高額になることの多い自由診療に備えるには、自由診療をカバーしているがん保険が有効ですが、このタイプに加入している方はまだまだ少ないのが現状です。(自由診療をカバーしているがん保険の情報はこちら➔)
<自由診療の具体例>
未承認薬・適応外薬の治療
未承認薬:海外では有効性が認められているが、日本では厚生労働省の承認を得ていない抗がん剤や薬剤を使用する治療です。

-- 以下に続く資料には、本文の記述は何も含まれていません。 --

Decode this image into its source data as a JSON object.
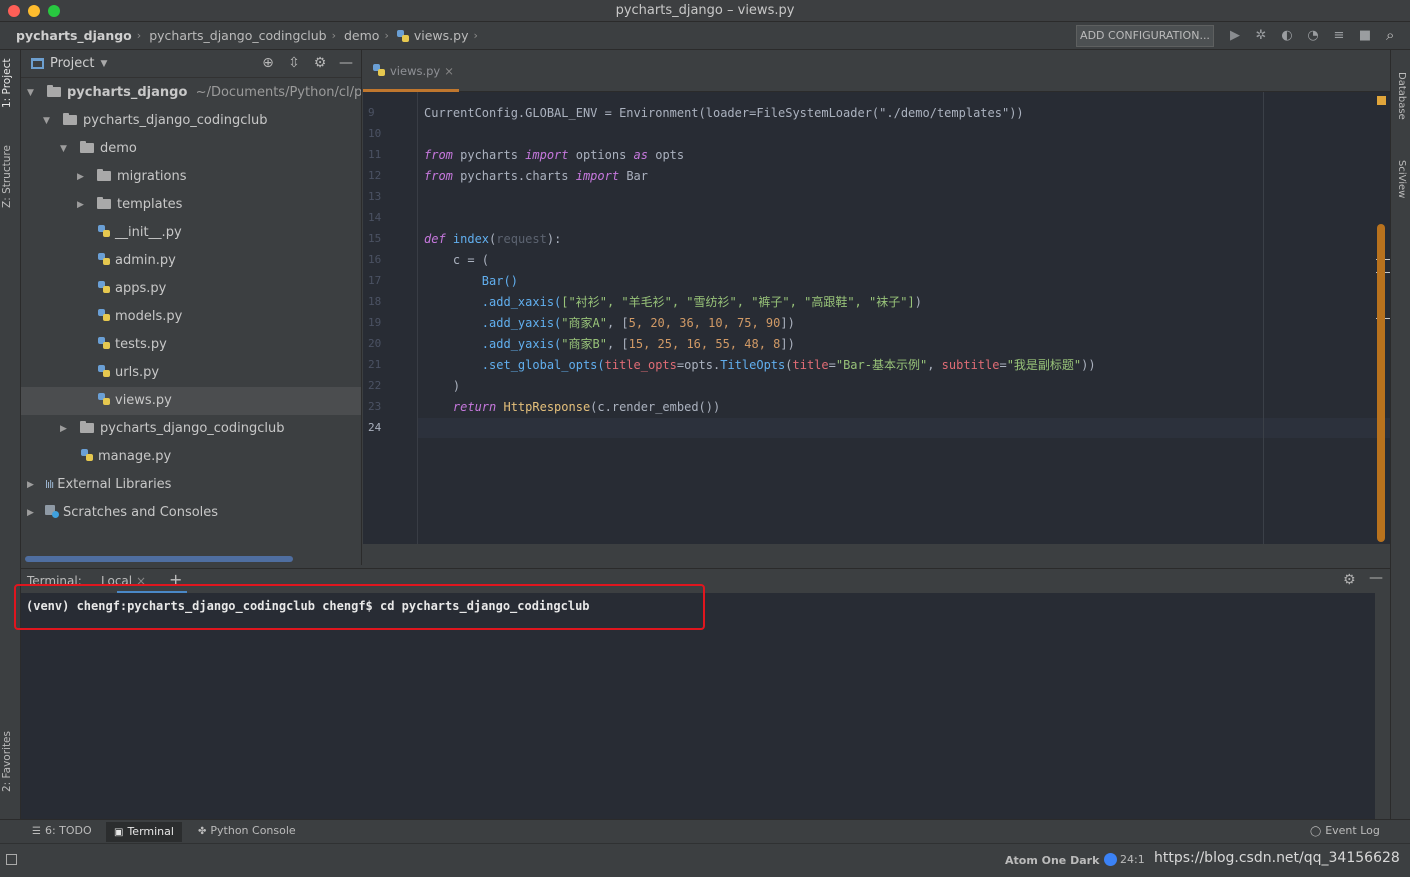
{
  "window": {
    "title": "pycharts_django – views.py"
  },
  "breadcrumbs": [
    "pycharts_django",
    "pycharts_django_codingclub",
    "demo",
    "views.py"
  ],
  "toolbar": {
    "run_config": "ADD CONFIGURATION..."
  },
  "left_stripe": {
    "project_tab": "1: Project",
    "structure_tab": "Z: Structure",
    "favorites_tab": "2: Favorites"
  },
  "right_stripe": {
    "database_tab": "Database",
    "sciview_tab": "SciView"
  },
  "project": {
    "header": "Project",
    "root_name": "pycharts_django",
    "root_path": "~/Documents/Python/cl/pyec",
    "tree": [
      "pycharts_django_codingclub",
      "demo",
      "migrations",
      "templates",
      "__init__.py",
      "admin.py",
      "apps.py",
      "models.py",
      "tests.py",
      "urls.py",
      "views.py",
      "pycharts_django_codingclub",
      "manage.py",
      "External Libraries",
      "Scratches and Consoles"
    ]
  },
  "editor": {
    "tab": "views.py",
    "line_numbers": [
      "9",
      "10",
      "11",
      "12",
      "13",
      "14",
      "15",
      "16",
      "17",
      "18",
      "19",
      "20",
      "21",
      "22",
      "23",
      "24"
    ],
    "code": {
      "l9": "CurrentConfig.GLOBAL_ENV = Environment(loader=FileSystemLoader(\"./demo/templates\"))",
      "l11_kw1": "from",
      "l11_mod": " pycharts ",
      "l11_kw2": "import",
      "l11_rest": " options ",
      "l11_kw3": "as",
      "l11_alias": " opts",
      "l12_kw1": "from",
      "l12_mod": " pycharts.charts ",
      "l12_kw2": "import",
      "l12_rest": " Bar",
      "l15_def": "def",
      "l15_name": " index",
      "l15_open": "(",
      "l15_param": "request",
      "l15_close": "):",
      "l16": "    c = (",
      "l17": "        Bar()",
      "l18_a": "        .add_xaxis(",
      "l18_b": "[\"衬衫\", \"羊毛衫\", \"雪纺衫\", \"裤子\", \"高跟鞋\", \"袜子\"]",
      "l18_c": ")",
      "l19_a": "        .add_yaxis(",
      "l19_s": "\"商家A\"",
      "l19_b": ", [",
      "l19_n": "5, 20, 36, 10, 75, 90",
      "l19_c": "])",
      "l20_a": "        .add_yaxis(",
      "l20_s": "\"商家B\"",
      "l20_b": ", [",
      "l20_n": "15, 25, 16, 55, 48, 8",
      "l20_c": "])",
      "l21_a": "        .set_global_opts(",
      "l21_p1": "title_opts",
      "l21_b": "=opts.",
      "l21_f": "TitleOpts",
      "l21_o": "(",
      "l21_p2": "title",
      "l21_e": "=",
      "l21_s1": "\"Bar-基本示例\"",
      "l21_c": ", ",
      "l21_p3": "subtitle",
      "l21_e2": "=",
      "l21_s2": "\"我是副标题\"",
      "l21_end": "))",
      "l22": "    )",
      "l23_kw": "    return",
      "l23_cls": " HttpResponse",
      "l23_rest": "(c.render_embed())"
    }
  },
  "terminal": {
    "label": "Terminal:",
    "tab": "Local",
    "plus": "+",
    "line": "(venv) chengf:pycharts_django_codingclub chengf$ cd pycharts_django_codingclub"
  },
  "bottom_tabs": {
    "todo": "6: TODO",
    "terminal": "Terminal",
    "python_console": "Python Console",
    "event_log": "Event Log"
  },
  "status": {
    "theme": "Atom One Dark",
    "position": "24:1",
    "watermark": "https://blog.csdn.net/qq_34156628"
  },
  "colors": {
    "accent_orange": "#c0772e",
    "highlight_red": "#e0161e",
    "tab_blue": "#4a88c7"
  }
}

適応外薬:特定の臓器のがんに保険適用される薬剤を別の臓器のがんの治療に用いる場合。


高度な検査や治療
がんゲノム医療における遺伝子パネル検査(標準治療を終えていない場合)
560,000円
治療費(先進医療)
重粒子線治療、陽子線治療
重粒子線治療 3,000,000円~3,500,000円
陽子線治療 3,000,000円~5,000,000円
高額療養費制度とは
医療機関や薬局の窓口で支払った自己負担額が、ひと月(月の初めから終わりまで)で上限額を超えた場合に、その超えた部分が払い戻される制度です。自己負担の上限額は、年齢(70歳未満か70歳以上か)や所得によって異なります。


高額療養費制度の計算例
医療費が100万円、窓口の負担(3割)が30万円かかる場合
所得区分(370万〜770万円)として計算した場合
窓口で医療費の3割(100万円の3割)である30万円を支払います。
3ヵ月後に健保組合等から自己負担限度額の87,430円を超えた額、
212,570円(300,000円-87,430円)が高額療養費として自動的に払い戻されます。
自己負担額
8万100円+(100万円-26万7000円)×1%=87,430円
払戻額
300,000円-87,430円=212,570円
混合診療とは
混合診療とは、保険診療と自由診療を組み合わせて行うことです。原則として混合診療は禁止されていますが、例外として評価療養、選定療養、患者申出療養が認められています。混合診療は原則として、全額自己負担となります。
評価療養
保険適用とするかを評価するための療養で、先進医療や治験などが該当します。
選定療養
医療技術の進歩などにより、患者が希望して特別な治療を受ける場合に、保険診療と併用できるものです。
患者申出療養
国内で承認されていない医薬品や先進的な医療を、患者さんの申し出を起点に保険外併用療養として受けられるようにする制度です。